1:27 PM, August 15, 2013  
Blogger NATHANIEL R said...

so thought provoking as usual. i love when you join in and your admiration of whoopi's face is stunning -- and i love what you say about the first shot in particular.

aren't movies beautiful?

6:29 PM, August 15, 2013  
Blogger Ssplash said...

This is just so beautiful ...

10:29 AM, August 16, 2013  
Blogger The Pretentious Know it All said...
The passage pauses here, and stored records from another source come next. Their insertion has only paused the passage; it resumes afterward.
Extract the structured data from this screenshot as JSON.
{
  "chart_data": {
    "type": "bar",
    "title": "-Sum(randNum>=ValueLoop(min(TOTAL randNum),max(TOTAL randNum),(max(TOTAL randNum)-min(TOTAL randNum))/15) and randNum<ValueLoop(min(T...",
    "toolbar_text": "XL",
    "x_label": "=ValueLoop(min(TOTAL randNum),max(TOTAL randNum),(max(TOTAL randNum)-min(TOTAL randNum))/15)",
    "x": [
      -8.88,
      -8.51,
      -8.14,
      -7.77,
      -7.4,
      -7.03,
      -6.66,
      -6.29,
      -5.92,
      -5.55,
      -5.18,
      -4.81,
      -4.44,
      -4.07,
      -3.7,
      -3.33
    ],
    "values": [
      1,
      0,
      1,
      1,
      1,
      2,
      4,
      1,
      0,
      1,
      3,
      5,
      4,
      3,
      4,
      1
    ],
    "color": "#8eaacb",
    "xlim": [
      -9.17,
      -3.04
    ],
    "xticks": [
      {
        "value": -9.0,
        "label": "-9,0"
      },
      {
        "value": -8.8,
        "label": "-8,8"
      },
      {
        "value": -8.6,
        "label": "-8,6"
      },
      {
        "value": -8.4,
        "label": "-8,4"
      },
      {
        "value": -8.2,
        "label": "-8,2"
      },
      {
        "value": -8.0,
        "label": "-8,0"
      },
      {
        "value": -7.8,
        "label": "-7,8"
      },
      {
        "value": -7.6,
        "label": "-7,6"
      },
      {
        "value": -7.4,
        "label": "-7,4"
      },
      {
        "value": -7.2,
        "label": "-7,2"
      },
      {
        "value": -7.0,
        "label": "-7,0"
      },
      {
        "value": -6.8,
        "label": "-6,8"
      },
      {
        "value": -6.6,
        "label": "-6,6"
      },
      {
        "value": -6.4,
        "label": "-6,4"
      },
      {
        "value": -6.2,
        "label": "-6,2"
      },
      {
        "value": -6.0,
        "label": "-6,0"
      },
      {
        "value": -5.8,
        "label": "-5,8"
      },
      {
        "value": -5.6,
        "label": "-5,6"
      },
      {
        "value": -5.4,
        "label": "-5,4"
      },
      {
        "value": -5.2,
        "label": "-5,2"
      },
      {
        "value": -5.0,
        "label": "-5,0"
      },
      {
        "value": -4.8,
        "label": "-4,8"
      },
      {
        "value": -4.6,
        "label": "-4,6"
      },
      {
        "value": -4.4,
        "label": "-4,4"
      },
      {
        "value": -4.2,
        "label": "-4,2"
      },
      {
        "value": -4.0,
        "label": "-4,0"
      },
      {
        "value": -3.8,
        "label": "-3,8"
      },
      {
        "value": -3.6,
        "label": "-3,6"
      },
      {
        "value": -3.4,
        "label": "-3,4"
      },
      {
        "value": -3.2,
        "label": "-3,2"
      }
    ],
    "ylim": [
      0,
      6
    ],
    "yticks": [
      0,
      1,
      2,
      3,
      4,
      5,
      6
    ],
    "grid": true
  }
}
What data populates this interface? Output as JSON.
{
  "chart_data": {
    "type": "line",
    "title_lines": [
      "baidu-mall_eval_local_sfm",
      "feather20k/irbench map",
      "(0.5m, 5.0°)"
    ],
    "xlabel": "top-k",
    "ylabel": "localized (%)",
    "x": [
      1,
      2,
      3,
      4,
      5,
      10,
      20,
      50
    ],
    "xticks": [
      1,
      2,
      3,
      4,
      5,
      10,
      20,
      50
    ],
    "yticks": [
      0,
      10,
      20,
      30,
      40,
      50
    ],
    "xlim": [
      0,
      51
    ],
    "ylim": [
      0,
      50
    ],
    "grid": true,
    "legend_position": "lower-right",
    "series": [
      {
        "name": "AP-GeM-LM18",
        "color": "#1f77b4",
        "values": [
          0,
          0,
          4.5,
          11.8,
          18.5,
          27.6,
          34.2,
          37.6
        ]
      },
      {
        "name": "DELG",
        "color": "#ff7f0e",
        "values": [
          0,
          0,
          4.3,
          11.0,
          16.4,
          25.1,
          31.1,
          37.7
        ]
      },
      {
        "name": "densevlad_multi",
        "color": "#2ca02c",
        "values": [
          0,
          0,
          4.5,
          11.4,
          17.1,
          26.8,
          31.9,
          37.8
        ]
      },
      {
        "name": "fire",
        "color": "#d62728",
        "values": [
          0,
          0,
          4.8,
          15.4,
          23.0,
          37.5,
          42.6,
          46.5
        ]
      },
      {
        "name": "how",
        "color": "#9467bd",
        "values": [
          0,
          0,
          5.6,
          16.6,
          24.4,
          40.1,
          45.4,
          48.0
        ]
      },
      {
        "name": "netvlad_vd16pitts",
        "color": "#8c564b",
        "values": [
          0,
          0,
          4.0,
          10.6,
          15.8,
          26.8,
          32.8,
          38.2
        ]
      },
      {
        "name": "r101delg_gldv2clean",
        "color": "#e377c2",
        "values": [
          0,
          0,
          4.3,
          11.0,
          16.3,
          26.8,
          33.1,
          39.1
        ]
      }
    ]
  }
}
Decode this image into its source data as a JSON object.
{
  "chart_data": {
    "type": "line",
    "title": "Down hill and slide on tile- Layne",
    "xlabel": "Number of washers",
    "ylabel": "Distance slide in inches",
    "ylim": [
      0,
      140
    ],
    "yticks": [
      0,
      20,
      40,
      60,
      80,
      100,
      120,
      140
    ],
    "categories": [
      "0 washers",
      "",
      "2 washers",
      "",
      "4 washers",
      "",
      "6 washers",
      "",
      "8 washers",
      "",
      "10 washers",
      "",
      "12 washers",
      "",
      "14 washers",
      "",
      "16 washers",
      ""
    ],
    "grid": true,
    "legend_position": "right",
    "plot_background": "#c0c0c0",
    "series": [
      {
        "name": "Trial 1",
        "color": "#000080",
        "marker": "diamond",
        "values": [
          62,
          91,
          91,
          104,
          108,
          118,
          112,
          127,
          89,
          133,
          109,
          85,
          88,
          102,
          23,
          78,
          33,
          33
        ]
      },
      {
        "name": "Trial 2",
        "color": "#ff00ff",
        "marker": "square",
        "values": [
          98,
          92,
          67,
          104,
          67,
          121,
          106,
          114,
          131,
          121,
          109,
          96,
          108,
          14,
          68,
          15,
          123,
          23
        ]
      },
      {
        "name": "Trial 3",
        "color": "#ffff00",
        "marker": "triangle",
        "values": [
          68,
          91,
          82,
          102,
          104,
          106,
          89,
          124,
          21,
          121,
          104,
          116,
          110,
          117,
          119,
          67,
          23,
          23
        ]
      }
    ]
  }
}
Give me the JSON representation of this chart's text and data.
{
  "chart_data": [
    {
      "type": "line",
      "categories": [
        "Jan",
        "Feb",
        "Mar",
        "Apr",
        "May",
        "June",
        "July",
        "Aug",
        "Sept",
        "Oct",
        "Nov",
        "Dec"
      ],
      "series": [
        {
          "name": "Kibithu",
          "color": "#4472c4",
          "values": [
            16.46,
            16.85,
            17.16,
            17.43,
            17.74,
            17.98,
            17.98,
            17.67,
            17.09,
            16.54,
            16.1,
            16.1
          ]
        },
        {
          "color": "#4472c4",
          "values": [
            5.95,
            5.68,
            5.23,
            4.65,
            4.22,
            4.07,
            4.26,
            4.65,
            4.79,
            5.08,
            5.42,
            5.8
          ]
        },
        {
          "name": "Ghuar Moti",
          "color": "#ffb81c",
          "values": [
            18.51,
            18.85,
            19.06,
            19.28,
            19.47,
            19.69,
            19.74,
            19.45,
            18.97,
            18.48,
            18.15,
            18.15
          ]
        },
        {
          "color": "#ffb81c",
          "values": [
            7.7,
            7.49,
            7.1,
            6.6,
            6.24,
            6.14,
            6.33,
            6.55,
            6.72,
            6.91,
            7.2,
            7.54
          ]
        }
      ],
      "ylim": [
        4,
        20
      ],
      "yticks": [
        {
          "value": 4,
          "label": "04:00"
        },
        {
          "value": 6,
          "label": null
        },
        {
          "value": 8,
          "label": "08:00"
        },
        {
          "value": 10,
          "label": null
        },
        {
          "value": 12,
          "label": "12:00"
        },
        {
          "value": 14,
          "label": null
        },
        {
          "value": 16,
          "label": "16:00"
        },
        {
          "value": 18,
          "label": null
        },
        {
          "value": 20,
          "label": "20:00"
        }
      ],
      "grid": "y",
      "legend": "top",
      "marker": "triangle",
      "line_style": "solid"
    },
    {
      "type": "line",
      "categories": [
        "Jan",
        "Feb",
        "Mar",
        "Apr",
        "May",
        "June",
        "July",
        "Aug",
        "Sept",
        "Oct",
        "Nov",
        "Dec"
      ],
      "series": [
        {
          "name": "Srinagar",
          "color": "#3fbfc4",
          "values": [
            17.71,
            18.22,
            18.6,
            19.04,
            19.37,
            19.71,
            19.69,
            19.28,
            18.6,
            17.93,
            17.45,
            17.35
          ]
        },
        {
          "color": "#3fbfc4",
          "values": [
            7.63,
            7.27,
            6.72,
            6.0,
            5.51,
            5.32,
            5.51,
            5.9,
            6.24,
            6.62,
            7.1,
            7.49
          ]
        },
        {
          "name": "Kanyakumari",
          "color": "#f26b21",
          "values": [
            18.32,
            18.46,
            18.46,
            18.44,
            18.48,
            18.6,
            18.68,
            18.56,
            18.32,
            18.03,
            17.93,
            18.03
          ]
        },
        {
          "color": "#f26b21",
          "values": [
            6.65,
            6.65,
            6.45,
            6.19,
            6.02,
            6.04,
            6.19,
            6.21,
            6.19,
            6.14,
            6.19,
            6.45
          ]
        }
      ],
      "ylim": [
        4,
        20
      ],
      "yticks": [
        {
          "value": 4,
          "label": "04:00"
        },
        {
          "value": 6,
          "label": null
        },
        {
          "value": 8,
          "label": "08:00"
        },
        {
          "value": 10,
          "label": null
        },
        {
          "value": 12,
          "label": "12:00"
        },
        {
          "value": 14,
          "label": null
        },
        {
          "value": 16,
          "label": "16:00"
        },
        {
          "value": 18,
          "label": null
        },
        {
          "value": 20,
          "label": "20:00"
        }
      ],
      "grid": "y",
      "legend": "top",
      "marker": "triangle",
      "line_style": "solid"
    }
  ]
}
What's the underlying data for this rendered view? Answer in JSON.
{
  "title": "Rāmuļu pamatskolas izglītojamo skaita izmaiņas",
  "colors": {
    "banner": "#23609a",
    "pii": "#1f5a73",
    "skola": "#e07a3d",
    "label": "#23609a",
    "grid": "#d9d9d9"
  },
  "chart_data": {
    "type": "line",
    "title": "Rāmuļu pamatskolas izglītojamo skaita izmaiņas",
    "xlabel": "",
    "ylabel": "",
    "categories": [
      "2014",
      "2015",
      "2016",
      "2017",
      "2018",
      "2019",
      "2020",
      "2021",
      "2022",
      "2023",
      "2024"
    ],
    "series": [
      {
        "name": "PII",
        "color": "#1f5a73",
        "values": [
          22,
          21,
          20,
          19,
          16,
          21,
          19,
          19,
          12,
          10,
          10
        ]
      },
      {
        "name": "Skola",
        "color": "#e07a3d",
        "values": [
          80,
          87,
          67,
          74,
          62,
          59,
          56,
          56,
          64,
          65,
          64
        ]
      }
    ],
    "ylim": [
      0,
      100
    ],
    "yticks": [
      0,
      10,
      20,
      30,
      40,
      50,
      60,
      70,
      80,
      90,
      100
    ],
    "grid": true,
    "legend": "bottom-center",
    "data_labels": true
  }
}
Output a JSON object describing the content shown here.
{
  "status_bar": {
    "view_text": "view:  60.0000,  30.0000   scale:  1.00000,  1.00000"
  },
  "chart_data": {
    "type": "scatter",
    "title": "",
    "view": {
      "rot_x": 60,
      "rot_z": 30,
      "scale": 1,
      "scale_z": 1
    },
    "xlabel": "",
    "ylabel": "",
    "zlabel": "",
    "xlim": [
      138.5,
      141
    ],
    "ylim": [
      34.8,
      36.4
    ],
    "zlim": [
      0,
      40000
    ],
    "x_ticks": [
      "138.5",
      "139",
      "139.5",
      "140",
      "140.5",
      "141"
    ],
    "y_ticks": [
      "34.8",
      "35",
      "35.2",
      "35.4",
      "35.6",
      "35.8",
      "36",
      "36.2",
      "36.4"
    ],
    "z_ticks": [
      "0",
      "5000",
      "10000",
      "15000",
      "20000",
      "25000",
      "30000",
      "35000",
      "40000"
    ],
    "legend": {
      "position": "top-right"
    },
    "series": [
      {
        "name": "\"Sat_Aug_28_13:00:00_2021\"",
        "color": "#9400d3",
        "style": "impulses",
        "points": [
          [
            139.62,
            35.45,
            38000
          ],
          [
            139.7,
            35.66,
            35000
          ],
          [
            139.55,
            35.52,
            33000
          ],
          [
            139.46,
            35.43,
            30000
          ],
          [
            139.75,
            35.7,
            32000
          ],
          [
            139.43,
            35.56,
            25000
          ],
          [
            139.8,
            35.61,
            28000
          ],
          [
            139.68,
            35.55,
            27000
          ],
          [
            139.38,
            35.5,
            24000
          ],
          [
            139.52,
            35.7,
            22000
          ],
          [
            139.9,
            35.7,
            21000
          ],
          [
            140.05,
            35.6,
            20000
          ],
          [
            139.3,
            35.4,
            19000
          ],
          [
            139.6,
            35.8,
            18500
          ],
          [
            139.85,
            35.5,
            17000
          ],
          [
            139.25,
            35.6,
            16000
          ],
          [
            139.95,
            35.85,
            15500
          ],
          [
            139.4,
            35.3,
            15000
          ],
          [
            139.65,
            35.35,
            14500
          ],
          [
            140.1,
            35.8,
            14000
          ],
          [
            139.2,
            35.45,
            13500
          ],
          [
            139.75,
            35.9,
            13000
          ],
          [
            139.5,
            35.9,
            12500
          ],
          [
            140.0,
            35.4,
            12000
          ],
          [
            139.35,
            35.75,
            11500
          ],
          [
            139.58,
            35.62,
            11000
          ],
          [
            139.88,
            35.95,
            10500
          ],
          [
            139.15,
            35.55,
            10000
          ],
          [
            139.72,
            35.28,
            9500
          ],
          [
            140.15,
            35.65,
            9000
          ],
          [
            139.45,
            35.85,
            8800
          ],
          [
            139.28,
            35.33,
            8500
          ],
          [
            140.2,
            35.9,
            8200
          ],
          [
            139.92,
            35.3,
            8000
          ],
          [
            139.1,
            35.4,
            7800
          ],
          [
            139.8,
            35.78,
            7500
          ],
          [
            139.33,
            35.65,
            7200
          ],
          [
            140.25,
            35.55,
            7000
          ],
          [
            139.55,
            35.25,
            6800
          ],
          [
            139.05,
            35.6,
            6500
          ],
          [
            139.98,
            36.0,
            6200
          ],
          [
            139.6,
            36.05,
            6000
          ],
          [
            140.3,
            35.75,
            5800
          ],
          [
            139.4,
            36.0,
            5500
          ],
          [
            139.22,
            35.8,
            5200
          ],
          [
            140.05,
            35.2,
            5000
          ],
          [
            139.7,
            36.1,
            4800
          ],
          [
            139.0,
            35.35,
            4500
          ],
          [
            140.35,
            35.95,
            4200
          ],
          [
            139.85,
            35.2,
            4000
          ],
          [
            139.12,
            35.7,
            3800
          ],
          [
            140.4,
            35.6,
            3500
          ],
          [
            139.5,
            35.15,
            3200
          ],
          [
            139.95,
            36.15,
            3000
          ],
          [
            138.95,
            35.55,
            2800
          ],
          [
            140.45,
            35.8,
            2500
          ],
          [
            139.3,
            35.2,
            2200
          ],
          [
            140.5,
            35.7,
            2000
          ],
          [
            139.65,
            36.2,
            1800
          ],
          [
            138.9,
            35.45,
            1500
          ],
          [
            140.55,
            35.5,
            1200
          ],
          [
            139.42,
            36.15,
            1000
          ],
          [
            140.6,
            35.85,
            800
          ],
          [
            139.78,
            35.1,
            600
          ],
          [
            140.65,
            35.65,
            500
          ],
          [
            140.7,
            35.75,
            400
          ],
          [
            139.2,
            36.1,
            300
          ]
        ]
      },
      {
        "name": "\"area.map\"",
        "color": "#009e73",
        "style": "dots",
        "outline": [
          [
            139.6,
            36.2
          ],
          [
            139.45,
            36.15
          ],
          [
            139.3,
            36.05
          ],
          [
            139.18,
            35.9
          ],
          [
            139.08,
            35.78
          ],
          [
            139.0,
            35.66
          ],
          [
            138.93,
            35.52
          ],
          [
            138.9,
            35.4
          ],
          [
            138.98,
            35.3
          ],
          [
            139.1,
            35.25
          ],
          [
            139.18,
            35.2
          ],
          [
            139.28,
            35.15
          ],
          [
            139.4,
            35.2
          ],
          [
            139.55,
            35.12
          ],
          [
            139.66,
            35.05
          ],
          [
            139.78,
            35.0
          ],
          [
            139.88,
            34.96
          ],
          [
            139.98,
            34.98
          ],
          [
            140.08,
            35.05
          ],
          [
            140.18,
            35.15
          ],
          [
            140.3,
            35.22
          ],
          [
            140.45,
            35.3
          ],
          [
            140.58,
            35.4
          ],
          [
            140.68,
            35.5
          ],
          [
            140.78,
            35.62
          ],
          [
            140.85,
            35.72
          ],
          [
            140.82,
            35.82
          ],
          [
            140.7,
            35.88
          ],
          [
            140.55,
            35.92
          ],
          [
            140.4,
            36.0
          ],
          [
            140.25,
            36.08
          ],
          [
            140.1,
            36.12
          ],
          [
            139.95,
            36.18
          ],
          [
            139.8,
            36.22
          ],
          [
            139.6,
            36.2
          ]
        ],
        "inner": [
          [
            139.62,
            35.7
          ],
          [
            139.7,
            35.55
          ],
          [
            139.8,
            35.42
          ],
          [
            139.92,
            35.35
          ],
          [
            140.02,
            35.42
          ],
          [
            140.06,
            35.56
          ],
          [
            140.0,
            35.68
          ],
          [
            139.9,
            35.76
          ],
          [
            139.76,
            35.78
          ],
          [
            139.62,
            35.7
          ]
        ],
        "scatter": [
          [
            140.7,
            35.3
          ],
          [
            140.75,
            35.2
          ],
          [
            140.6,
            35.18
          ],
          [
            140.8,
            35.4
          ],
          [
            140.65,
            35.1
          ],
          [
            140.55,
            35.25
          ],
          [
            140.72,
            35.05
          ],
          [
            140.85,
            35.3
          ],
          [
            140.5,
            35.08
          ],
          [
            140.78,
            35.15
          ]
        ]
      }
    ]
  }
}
Beautiful write-up. I remember reading "The Color Purple" for the first time on a road trip to Savannah to visit my sister (though I may be mistaken). I do know that I read Walker's novel, "Their Eyes Were Watching God" and listened to "Mama's Gun" all for the first time that summer.

Glad you made mention of Desreta Jackson and Akosua Busia. I think I'd agree much more that Jackson gives a rich performance much more than Busia. It's interesting to consider them both seeing as they are generally not the actresses whose names are invoked when the film is discussed. I didn't always love the writing of Nettie, so maybe my read of Busia's performance is colored by that, but I do definitely get a real sibling rapport between them.

And I never even considered how Spielberg (or maybe more accurately Daviau) infuses shades of purple into certain scenes. Amazing!

1:02 PM, August 16, 2013  
Anonymous Steve said...

@Pretentious: No doubt "There Eyes Were Watching God" is an excellent book, but it's not Walker's. ;-)

@Nick: Great post.

11:45 AM, August 17, 2013  
Blogger NicksFlickPicks said...

@Steve: I always like hearing from you. Thanks for the compliment.

@Steve and @Pretentious: I tripped on that sentence for a second, too, as I'm sure people trip on mine all the time, but I think Pretentious is actually pointing to three different objects there - he read Walker's novel and Hurston's novel, and listened to Badu's (amazing, unbeatable, Top 10 for life) album. No comma after God, so it's not technically subordinated to "Walker's novel," which I think is just here as a stand-in for typing "The Color Purple" yet again.

And there's the English prof slipping into the occupational hazard of pedantry.